The situation is exacerbated by the heartbreaking reality of Israel being forced to bomb civilian areas, because that's where Hamas terrorists hide their rockets -- and invade homes -- because that's where Hamas terrorists dig the tunnel entrances. The totalitarians who swallow the Palestinian line and see Israel as an evil occupier, see the brutal pictures as proof of Israeli brutality. No explanations, no history lessons, mitigate their rage. Their fury against Israel's perceived crimes is so great that even some Progressives who would normally reject Hamas's sexism, homophobia, and general illiberalism, see Israel as criminal. Their need to reject Israel completely is so great that when someone notes that Israel respects gay rights, these totalitarian leftists cry "pinkwashing"; when someone independently decides to support Israel they accuse the evil Zionists of "brainwashing"; and when a country supports Israel they can only blame "AIPAC," the big bad lobby.

Beyond the continuing mess of Israel's decades-long presence in the West Bank, two other factors fuel this totalitarian repudiation of Israel. The toxic combination of post-1960s, Far Left Identity Politics and anti-Western, anti-White, anti-Power guilt mongering, fits the Palestinian narrative into a broader story. Some (note my careful language, not all) progressives have joined this unholy alliance with anti-progressive, illiberal Islamists because Identity politics divides the world into victims and victimizers, and Israel, having been cast as a white, Western, powerful Goliath, appears to be the ultimate victimizer.

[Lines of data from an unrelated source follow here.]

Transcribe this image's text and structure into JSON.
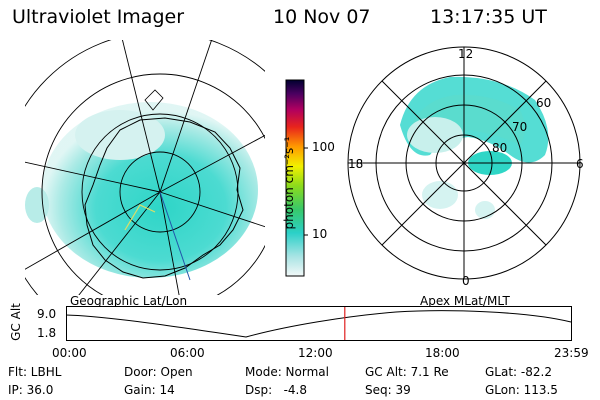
{
  "header": {
    "instrument": "Ultraviolet Imager",
    "date": "10 Nov 07",
    "time": "13:17:35 UT"
  },
  "colorbar": {
    "unit_label": "photon cm⁻²s⁻¹",
    "ticks": [
      "100",
      "10"
    ]
  },
  "polar_plot": {
    "mlt_labels": {
      "top": "12",
      "left": "18",
      "right": "6",
      "bottom": "0"
    },
    "lat_labels": [
      "60",
      "70",
      "80"
    ]
  },
  "panel_labels": {
    "left": "Geographic Lat/Lon",
    "right": "Apex MLat/MLT"
  },
  "timeline": {
    "y_axis_label": "GC Alt",
    "y_ticks": [
      "9.0",
      "1.8"
    ],
    "x_ticks": [
      "00:00",
      "06:00",
      "12:00",
      "18:00",
      "23:59"
    ],
    "marker_time_fraction": 0.552
  },
  "status": {
    "flt": "Flt: LBHL",
    "ip": "IP: 36.0",
    "door": "Door: Open",
    "gain": "Gain: 14",
    "mode": "Mode: Normal",
    "dsp": "Dsp:   -4.8",
    "gc_alt": "GC Alt: 7.1 Re",
    "seq": "Seq: 39",
    "glat": "GLat: -82.2",
    "glon": "GLon: 113.5"
  }
}
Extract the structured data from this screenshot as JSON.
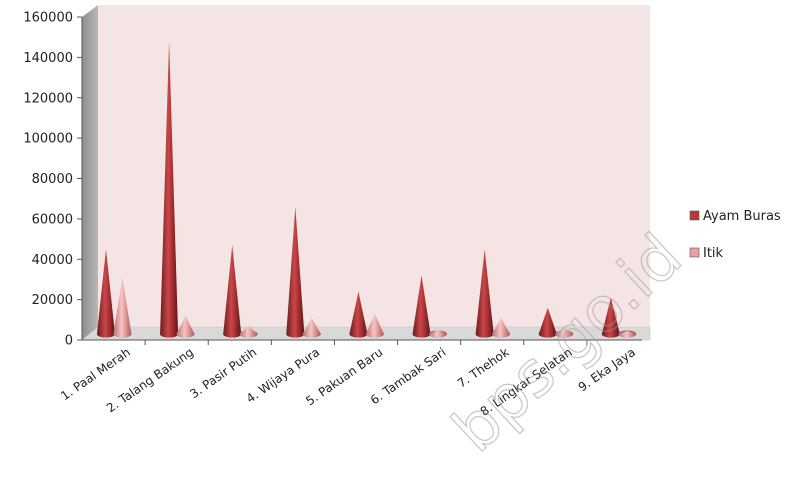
{
  "chart_data": {
    "type": "bar",
    "style": "3d-cone",
    "categories": [
      "1.   Paal Merah",
      "2.   Talang Bakung",
      "3.   Pasir Putih",
      "4.   Wijaya Pura",
      "5.   Pakuan Baru",
      "6.   Tambak Sari",
      "7.   Thehok",
      "8.   Lingkar Selatan",
      "9.   Eka Jaya"
    ],
    "series": [
      {
        "name": "Ayam Buras",
        "values": [
          42000,
          145000,
          44000,
          63000,
          21000,
          29000,
          42000,
          13000,
          18000
        ],
        "color": "#b9393b"
      },
      {
        "name": "Itik",
        "values": [
          28000,
          9000,
          4000,
          8000,
          10000,
          2000,
          8000,
          3000,
          1500
        ],
        "color": "#e9a0a0"
      }
    ],
    "ylim": [
      0,
      160000
    ],
    "yticks": [
      0,
      20000,
      40000,
      60000,
      80000,
      100000,
      120000,
      140000,
      160000
    ],
    "grid": false,
    "legend_position": "right",
    "plot_background": "#f5e4e4",
    "xlabel": "",
    "ylabel": ""
  },
  "watermark": "bps.go.id"
}
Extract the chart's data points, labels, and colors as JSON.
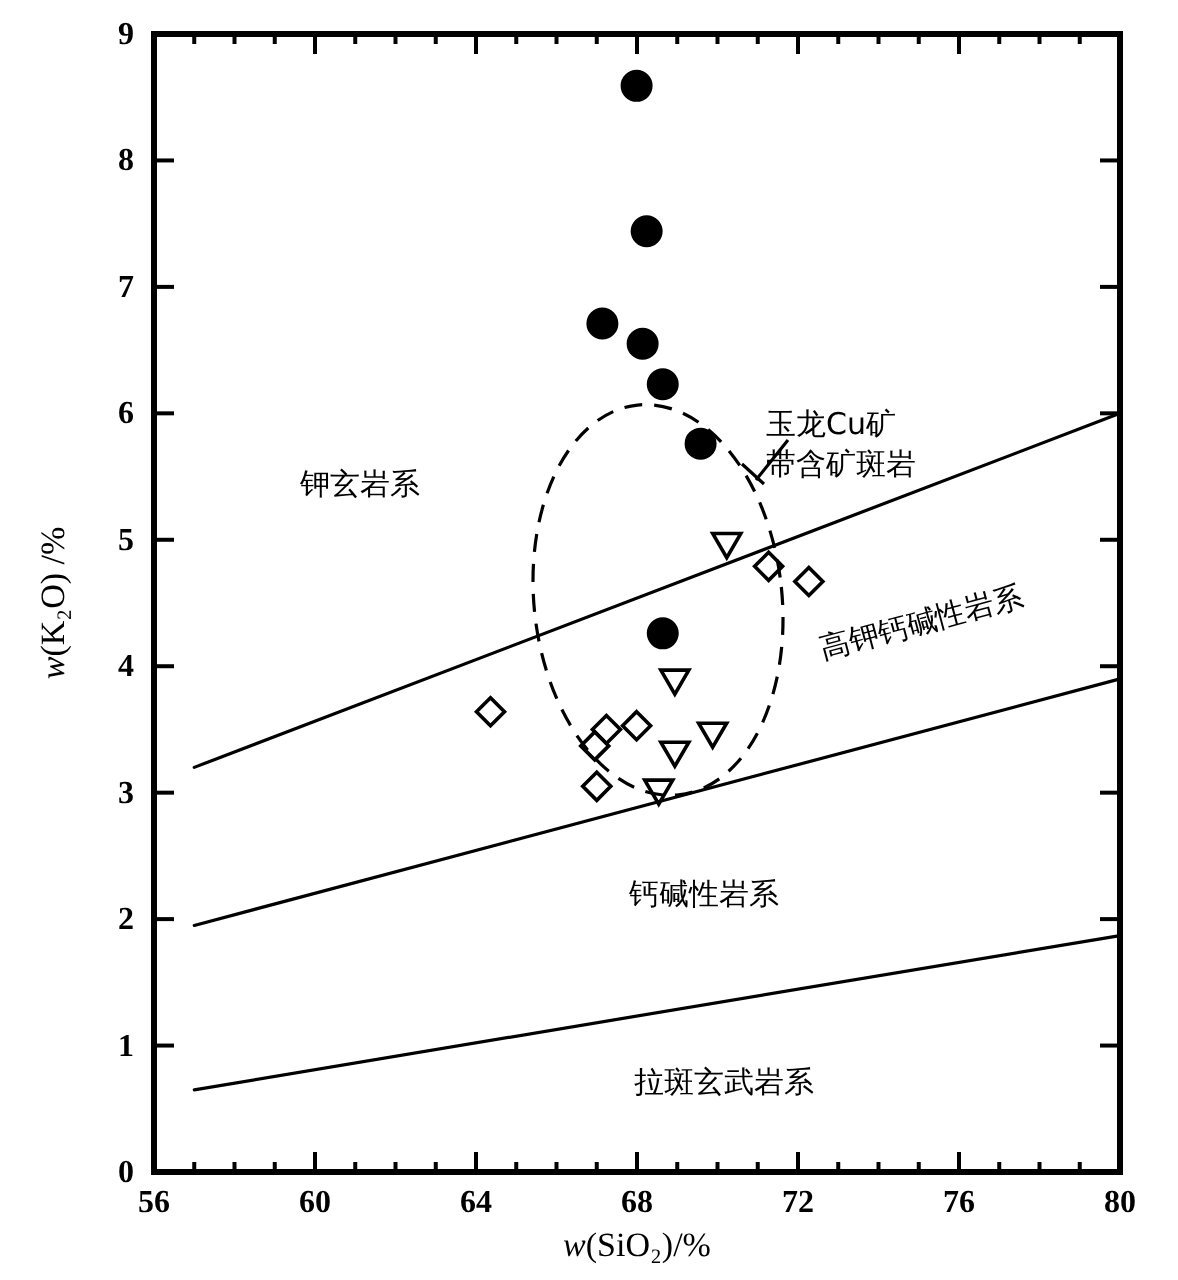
{
  "chart_data": {
    "type": "scatter",
    "xlabel": "w(SiO₂)/%",
    "ylabel": "w(K₂O) /%",
    "xlim": [
      56,
      80
    ],
    "ylim": [
      0,
      9
    ],
    "xticks": [
      56,
      {
        "value": 57,
        "label": null
      },
      {
        "value": 58,
        "label": null
      },
      {
        "value": 59,
        "label": null
      },
      60,
      {
        "value": 61,
        "label": null
      },
      {
        "value": 62,
        "label": null
      },
      {
        "value": 63,
        "label": null
      },
      64,
      {
        "value": 65,
        "label": null
      },
      {
        "value": 66,
        "label": null
      },
      {
        "value": 67,
        "label": null
      },
      68,
      {
        "value": 69,
        "label": null
      },
      {
        "value": 70,
        "label": null
      },
      {
        "value": 71,
        "label": null
      },
      72,
      {
        "value": 73,
        "label": null
      },
      {
        "value": 74,
        "label": null
      },
      {
        "value": 75,
        "label": null
      },
      76,
      {
        "value": 77,
        "label": null
      },
      {
        "value": 78,
        "label": null
      },
      {
        "value": 79,
        "label": null
      },
      80
    ],
    "yticks": [
      0,
      1,
      2,
      3,
      4,
      5,
      6,
      7,
      8,
      9
    ],
    "grid": false,
    "series": [
      {
        "type": "scatter",
        "marker": "circle",
        "color": "#000000",
        "x": [
          67.99,
          68.24,
          67.14,
          68.14,
          68.64,
          69.58,
          68.64
        ],
        "values": [
          8.59,
          7.44,
          6.71,
          6.55,
          6.23,
          5.76,
          4.26
        ]
      },
      {
        "type": "scatter",
        "marker": "triangle",
        "color": "#000000",
        "x": [
          70.23,
          68.94,
          69.88,
          68.94,
          68.54
        ],
        "values": [
          4.97,
          3.89,
          3.47,
          3.32,
          3.02
        ]
      },
      {
        "type": "scatter",
        "marker": "diamond",
        "color": "#000000",
        "x": [
          64.36,
          67.24,
          67.99,
          66.95,
          67.0,
          71.27,
          72.27
        ],
        "values": [
          3.64,
          3.5,
          3.53,
          3.37,
          3.05,
          4.79,
          4.67
        ]
      },
      {
        "type": "line",
        "line_style": "solid",
        "color": "#000000",
        "x": [
          57,
          80
        ],
        "values": [
          3.2,
          6.0
        ]
      },
      {
        "type": "line",
        "line_style": "solid",
        "color": "#000000",
        "x": [
          57,
          80
        ],
        "values": [
          1.95,
          3.9
        ]
      },
      {
        "type": "line",
        "line_style": "solid",
        "color": "#000000",
        "x": [
          57,
          80
        ],
        "values": [
          0.65,
          1.87
        ]
      }
    ],
    "annotations": [
      "玉龙Cu矿带含矿斑岩",
      "钾玄岩系",
      "高钾钙碱性岩系",
      "钙碱性岩系",
      "拉斑玄武岩系"
    ]
  }
}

Inconvenient facts, that there are dark-skinned Israelis and light-skinned Palestinians, that Israel is both Western and Middle Eastern, and that Israel has powerful assets but also powerful foes, are ignored to serve the larger story, which has become a broadly accepted international prejudice.

And speaking of bigotry, the X factor here, the phenomenon singling out Israel disproportionately when there were more unintended civilian deaths when American forces bombed Iraq and are more civilians slaughtered daily in Syria and by ISIS, is anti-Semitism. The world's distaste for the collective Jew, meaning Israel, has been resurrected. Today, many protestors and bigots crying "Death to the Jews" don't even try masking their Jew hatred behind façades of anti-Zionism or human rights rhetoric.

Against these totalitarian forces, Democrats must not waver. Viewing Israel as an imperfect democracy carves out room for someone to criticize Israel's West Bank policies -- or not, to hate Israel's settlements -- or not, and yet fight Hamas's Gaza totalitarians. Democrats can see distinctions and tolerate divisions; totalitarians cannot.

It's easy to despair and fear the totalitarians are winning. But middle class, democratic Israelis just mobilized in self-defense. In four weeks of fighting, the normally fractious, distracted country united as Israel's citizen army destroyed Hamas's five-year tunnel-building project. Americans admire such fortitude -- and learn from it -- with the growing challenges from ISIS Islamists amid the broader continuing Islamist terrorist threat, even while hoping for a fair solution to the broader Israeli-Palestinian problem in the small space both love.